In questa situazione di incertezza generale l’Italia sembra destinata a non fare notizia. Non si parla più, per fortuna, del rischio di uscita dall’euro. Anche la polemica con Bruxelles sembra tornata su binari più tradizionali. E’ così? 

“E’ così, e speriamo che duri un atteggiamento più costruttivo. L’Italia ha gravi problemi, ma se guarda oltre la porta di casa, si può dire lo stesso di altri Paesi. L’Italia continua a soffrire della tradizionale vulnerabilità del sistema istituzionale. Ma è un handicap con cui siano abituati a convivere da sempre. Entro certi limiti abbiamo sviluppati anticorpi che ci permettono di reagire meglio degli altri nonostante la corsa in salita. Resto sempre meravigliato quando scorro la lista delle pubblicazioni scientifiche. Nonostante risorse inferiori agli altri e non pochi scompensi per lo più provocati dalla burocrazia, l’Italia resta nella top ten delle pubblicazioni scientifiche”.

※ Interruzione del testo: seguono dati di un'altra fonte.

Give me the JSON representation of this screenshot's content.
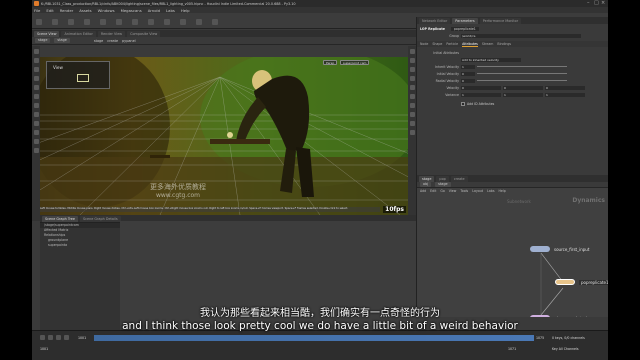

Ma l’economia segna il passo… 

“Le nostre imprese, a giudicare dai risultati, stanno affrontando un cambiamento dei paradigmi della crescita meglio di altri. Saremo in grado, ad esempio, di sfruttare al meglio la rivoluzione verde che Ursula Von der Leyen intende promuovere a livello europeo”.  

Insomma, vaccinati dalle difficoltà, siamo più adatti di altri a fronteggiare il cambiamento.

“Luca De Meo, chiamato da Renault ad affrontare una situazione complicata per mille ragioni, è un esempio classico le virù che gli altri ci invidiano”. 

Dopo anni di frustrazioni e paure, professore, sento di nuovo una nota di ottimismo. E’ così? 

“Sì, al netto della capacità di farci del male e dei cigni neri, possiamo dirci ottimisti”.